Critical Race Theory rightly calls us to recognize that the effects of sin can be magnified throughout the institutions and social structures erected by individuals, leading to social systems that embody unjust racial prejudices. However, by focusing on sin as embodied with or without intent in social systems, proponents of CRT lose sight of what makes sin so wrong in the first place: that individuals who bear a moral accountability before God break his moral law.
In the 1970s and 1980s, many Americans recognized that the Civil Rights Movement had disarmed much of the overt racism of America’s past but that subtle forms of racism still existed. However, they disagreed on how to identify, define, and address those subtler forms. One school of thought that arose in response to these questions is Critical Race Theory (CRT).
Legal scholar Derrick Bell is generally considered the founding father of CRT. He argued in his 1970 book, Race, Racism, and American Law, that whites have always been racist and only allowed for black rights when it benefitted whites to do so. In his 1987 book, And We are Not Saved, he writes even more explicitly that “progress in American race relations is largely a mirage obscuring the fact that whites continue, consciously or unconsciously, to do all in their power to ensure their dominion and maintain their control.” Other scholars—most notably Kimberlé Crenshaw, Angela Harris, and Patricia Williams—built on Bell’s work with sophisticated analyses of identity and the “lived experience” of racial expression.
The primary tenets of CRT are encapsulated well in Richard Delgado and Jean Stefancic’s reader Critical Race Theory. Racism, these authors argue, is the everyday experience of black Americans. The idea of “race” itself is a social construction that fostered a system of white ascendancy, and it continues to psychologically and materially benefit the dominant group. Because whites are the beneficiaries of this prejudiced system, they are not only incompetent to speak about race or racism but also are complicit in systemic racism to the extent they participate uncritically in the system. Whites are encouraged to participate critically in the public square by exposing the racial disparities prevalent in our nation’s policing, sentencing, and incarceration. Additionally, whites are encouraged to advocate minority groups’ voting rights by eliminating gerrymandering and using legislation or social pressure to change speech norms that are seen to perpetuate racism.
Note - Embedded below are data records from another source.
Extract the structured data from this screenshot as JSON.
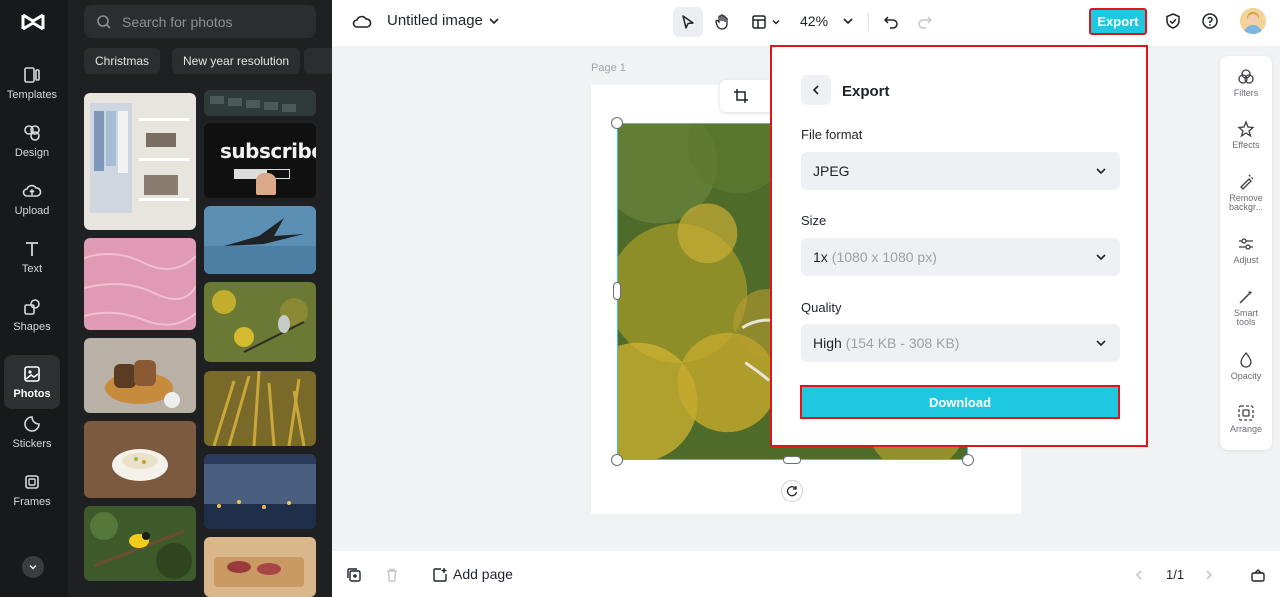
{
  "app": {
    "title": "Untitled image",
    "zoom": "42%"
  },
  "rail": {
    "items": [
      {
        "label": "Templates",
        "icon": "templates-icon"
      },
      {
        "label": "Design",
        "icon": "design-icon"
      },
      {
        "label": "Upload",
        "icon": "upload-icon"
      },
      {
        "label": "Text",
        "icon": "text-icon"
      },
      {
        "label": "Shapes",
        "icon": "shapes-icon"
      },
      {
        "label": "Photos",
        "icon": "photos-icon",
        "active": true
      },
      {
        "label": "Stickers",
        "icon": "stickers-icon"
      },
      {
        "label": "Frames",
        "icon": "frames-icon"
      }
    ]
  },
  "panel": {
    "search_placeholder": "Search for photos",
    "chips": [
      "Christmas",
      "New year resolution"
    ],
    "thumb_text": "subscribe"
  },
  "topbar": {
    "export_label": "Export"
  },
  "canvas": {
    "page_label": "Page 1"
  },
  "tools": [
    {
      "label": "Filters",
      "icon": "filters-icon"
    },
    {
      "label": "Effects",
      "icon": "effects-icon"
    },
    {
      "label": "Remove backgr...",
      "icon": "remove-background-icon"
    },
    {
      "label": "Adjust",
      "icon": "adjust-icon"
    },
    {
      "label": "Smart tools",
      "icon": "smart-tools-icon"
    },
    {
      "label": "Opacity",
      "icon": "opacity-icon"
    },
    {
      "label": "Arrange",
      "icon": "arrange-icon"
    }
  ],
  "export_panel": {
    "title": "Export",
    "file_format_label": "File format",
    "file_format_value": "JPEG",
    "size_label": "Size",
    "size_value": "1x",
    "size_detail": "(1080 x 1080 px)",
    "quality_label": "Quality",
    "quality_value": "High",
    "quality_detail": "(154 KB - 308 KB)",
    "download_label": "Download"
  },
  "bottombar": {
    "add_page_label": "Add page",
    "page_count": "1/1"
  },
  "colors": {
    "accent": "#1ec8e0",
    "highlight": "#e0141a",
    "rail_bg": "#18191b",
    "panel_bg": "#1f2022"
  }
}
Although CRT finds many supporters in the black intellectual community, many prominent black thinkers reject CRT as a flawed theory. In their view, this way of thinking actually perpetuates racism and harms society. Such critics of CRT include economists (Thomas Sowell, Walter Williams, and Glenn Loury), political scientists (Carol M. Swain, Wilfred Reilly), political commentators and activists (Derryck Green, Alveda King), professors of linguistics (John McWhorter), professors of divinity (Robert Smith, Jr.), public intellectuals (Coleman Hughes), and elected officials (Tim Scott), among others.
Further, many Christians—including some of the black commentators enumerated above—criticize CRT from a distinctively evangelical point of view. While they often acknowledge that CRT can be a useful tool for analyzing power dynamics, they ultimately reject CRT as being fundamentally incompatible with the Christian faith. Indeed, although CRT offers some valuable insights, it usually functions as an ideology, which is a form of intellectual idolatry. As such, CRT should be rejected.
Here are four reasons why.
Many of the difficulties that we have in speaking about racism today arise because interlocutors are defining the concept differently. Although proponents of CRT recognize an individual’s racial prejudices as racist, they focus almost exclusively on the West’s historic cultural “system.” As the works of Richard Delgado, Robin DiAngelo, and many others demonstrate, once the primary focus of racism is its systemic manifestations, each white citizen is implicated as a “racist,” whether or not he or she is personally prejudiced.
This systemic emphasis contrasts sharply with an evangelical understanding of sin. Because sin begins with the corruption of an individual’s heart, morally culpable racial injustice is rooted primarily in individual racist acts or intentions. Such racism occurs when a person thinks, feels, acts, or speaks in a prejudiced manner toward another person merely because of that person’s ethnic heritage. Racism, in a Christian context, is first and foremost a movement of the will.